Bernie ain't no FDR and I don't give a rat's ass what name's on the party.
...

You're right. More rightly like Teddy than Franklin, but without his fascination with warfare.

Hahahahahaha.

Bernie ain't no Teddy, either.

Seriously, he's all bluster.
 
Irony. Big fan.

First of all, the NYT tweet is referencing the fact that Sanders evidently did not speak to people on the ground; ie., he didn't "press the flesh" as the saying goes:



It's not a reference to him giving a speech, it's a reference to the fact that when he's NOT giving a speech--ie., when he's off of the soapbox--he didn't seem to engage with people around him, like other candidates do. Like other human beings do.

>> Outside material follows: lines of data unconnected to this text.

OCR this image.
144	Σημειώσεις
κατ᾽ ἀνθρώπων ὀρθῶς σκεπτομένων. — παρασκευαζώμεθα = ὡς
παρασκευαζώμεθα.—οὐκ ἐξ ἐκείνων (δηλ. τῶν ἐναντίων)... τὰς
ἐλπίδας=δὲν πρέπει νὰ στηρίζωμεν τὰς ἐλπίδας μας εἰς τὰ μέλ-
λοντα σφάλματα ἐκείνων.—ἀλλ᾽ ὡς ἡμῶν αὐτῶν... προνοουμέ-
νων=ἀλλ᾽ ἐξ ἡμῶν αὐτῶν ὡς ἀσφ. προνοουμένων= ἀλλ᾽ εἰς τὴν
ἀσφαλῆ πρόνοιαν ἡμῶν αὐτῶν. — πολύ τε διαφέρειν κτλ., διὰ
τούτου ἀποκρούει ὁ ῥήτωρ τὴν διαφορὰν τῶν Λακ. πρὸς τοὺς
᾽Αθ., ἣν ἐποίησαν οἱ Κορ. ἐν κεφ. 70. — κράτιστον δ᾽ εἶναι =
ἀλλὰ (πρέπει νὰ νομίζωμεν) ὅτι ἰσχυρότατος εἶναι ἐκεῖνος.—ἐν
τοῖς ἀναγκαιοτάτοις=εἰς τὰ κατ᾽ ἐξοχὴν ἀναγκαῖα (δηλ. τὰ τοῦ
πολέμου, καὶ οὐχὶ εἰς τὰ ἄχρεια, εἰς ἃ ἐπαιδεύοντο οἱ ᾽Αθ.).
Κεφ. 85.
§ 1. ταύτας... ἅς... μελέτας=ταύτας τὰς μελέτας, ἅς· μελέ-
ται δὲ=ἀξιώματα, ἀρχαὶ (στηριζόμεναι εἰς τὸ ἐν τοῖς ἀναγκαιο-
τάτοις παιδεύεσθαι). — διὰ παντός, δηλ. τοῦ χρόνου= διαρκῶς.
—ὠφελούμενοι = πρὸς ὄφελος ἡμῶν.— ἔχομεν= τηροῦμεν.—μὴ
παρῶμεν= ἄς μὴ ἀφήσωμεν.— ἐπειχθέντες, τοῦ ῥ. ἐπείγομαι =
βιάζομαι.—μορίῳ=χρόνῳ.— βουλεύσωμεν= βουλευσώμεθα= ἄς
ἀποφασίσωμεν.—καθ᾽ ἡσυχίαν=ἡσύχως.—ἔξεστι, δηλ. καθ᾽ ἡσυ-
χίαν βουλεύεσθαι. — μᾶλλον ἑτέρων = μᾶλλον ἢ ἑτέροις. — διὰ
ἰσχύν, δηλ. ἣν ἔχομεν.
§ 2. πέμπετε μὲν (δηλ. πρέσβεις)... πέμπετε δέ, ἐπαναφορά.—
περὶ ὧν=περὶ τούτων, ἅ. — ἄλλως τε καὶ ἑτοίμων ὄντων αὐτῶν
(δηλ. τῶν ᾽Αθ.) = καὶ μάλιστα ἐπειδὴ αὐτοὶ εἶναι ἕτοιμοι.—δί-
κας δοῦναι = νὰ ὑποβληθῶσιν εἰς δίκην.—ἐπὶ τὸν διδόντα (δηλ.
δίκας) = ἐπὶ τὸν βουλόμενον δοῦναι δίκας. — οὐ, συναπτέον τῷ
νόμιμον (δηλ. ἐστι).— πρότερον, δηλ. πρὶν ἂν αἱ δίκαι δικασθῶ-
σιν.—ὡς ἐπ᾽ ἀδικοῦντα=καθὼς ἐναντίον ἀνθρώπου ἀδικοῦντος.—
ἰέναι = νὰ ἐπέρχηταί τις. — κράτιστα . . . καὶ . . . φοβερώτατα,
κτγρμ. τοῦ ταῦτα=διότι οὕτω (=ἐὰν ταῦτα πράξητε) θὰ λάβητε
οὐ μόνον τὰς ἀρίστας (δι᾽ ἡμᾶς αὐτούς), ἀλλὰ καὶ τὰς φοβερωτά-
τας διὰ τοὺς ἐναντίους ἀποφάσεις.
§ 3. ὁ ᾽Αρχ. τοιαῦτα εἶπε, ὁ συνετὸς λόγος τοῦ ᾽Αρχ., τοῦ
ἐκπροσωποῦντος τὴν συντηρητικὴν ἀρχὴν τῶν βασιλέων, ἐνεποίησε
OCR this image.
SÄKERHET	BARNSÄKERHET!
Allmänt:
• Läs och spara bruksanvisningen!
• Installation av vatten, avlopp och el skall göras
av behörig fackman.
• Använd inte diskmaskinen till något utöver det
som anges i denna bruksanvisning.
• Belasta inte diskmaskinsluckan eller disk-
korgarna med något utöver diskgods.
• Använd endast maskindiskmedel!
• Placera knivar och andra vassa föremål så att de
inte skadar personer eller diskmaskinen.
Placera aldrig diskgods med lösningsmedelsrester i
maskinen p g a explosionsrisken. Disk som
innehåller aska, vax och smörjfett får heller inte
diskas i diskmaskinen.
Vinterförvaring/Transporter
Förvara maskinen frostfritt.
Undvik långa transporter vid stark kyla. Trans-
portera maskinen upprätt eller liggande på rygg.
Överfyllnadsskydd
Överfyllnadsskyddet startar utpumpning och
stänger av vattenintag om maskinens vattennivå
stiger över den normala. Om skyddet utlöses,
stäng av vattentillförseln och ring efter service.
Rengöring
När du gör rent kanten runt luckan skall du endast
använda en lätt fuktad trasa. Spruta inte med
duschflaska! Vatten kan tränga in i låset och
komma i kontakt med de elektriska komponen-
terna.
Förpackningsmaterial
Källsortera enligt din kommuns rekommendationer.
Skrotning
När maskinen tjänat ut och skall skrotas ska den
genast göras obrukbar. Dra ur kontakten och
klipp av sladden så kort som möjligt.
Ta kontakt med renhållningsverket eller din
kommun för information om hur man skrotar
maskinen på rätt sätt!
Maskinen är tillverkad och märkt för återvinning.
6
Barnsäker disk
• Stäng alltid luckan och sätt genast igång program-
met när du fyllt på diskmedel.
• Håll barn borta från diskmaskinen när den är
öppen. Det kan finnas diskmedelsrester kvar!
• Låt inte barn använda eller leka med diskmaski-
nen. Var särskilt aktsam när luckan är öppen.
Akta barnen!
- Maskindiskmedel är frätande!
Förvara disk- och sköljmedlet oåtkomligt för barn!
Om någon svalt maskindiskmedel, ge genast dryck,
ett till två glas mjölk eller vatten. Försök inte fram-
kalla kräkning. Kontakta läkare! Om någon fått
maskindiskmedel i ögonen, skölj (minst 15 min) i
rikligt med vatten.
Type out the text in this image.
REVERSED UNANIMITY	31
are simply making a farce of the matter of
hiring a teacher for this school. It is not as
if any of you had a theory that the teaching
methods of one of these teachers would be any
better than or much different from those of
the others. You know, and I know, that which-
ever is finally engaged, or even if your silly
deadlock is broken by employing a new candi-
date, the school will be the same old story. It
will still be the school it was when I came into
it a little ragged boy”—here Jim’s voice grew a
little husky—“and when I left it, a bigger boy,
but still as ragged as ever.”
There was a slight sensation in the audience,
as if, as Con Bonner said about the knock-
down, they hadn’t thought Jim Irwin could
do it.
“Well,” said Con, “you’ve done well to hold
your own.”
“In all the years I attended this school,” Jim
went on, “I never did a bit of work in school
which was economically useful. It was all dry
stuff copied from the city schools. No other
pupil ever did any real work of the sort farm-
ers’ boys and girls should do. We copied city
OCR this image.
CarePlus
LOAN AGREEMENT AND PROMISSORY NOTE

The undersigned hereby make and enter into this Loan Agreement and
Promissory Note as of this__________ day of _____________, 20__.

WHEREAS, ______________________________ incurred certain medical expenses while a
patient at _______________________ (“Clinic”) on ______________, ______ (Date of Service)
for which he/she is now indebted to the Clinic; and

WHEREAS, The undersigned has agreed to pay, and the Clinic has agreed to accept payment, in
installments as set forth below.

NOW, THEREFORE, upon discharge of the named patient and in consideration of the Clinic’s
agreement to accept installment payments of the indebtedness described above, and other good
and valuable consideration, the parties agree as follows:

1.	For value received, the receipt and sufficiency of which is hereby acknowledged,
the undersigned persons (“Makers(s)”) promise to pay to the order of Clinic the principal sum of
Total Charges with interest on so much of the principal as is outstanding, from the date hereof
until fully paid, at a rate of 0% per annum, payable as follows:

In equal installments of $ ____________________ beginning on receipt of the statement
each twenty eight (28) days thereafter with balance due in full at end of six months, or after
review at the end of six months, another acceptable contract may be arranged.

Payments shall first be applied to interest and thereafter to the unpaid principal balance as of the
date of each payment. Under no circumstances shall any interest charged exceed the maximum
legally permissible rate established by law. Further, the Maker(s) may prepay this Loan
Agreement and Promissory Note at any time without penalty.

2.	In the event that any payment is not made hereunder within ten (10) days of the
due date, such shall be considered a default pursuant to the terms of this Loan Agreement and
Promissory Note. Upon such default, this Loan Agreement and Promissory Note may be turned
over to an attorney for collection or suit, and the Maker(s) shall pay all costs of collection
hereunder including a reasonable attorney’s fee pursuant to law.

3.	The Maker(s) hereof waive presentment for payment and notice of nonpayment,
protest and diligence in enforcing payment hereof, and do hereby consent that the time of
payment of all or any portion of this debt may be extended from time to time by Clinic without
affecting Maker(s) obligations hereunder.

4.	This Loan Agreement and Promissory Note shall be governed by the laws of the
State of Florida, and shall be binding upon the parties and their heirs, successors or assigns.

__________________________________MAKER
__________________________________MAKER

And it was a reflection of the voters themselves:

To be fair, meet and greets at state fairs are really taxing. Plus, they involve at least pretending to listen to the person whose vote you want.
 
To be fair, meet and greets at state fairs are really taxing. Plus, they involve at least pretending to listen to the person whose vote you want.

They are taxing, but at least you get pork chops to help you power through.

Unless you are Cory Booker or Tulsi Gabbard, of course. :)
 
Is the message here that it is people who have disposable income that can donate to political parties? Would we see the same distribution of "number of TV's owned" as "dollars contributed to a political party" maybe?
I think the message is that the rich Manhattanites love Mayor Pete while the poors in Queens and Brooklyn go for Bernie and Warren respectively.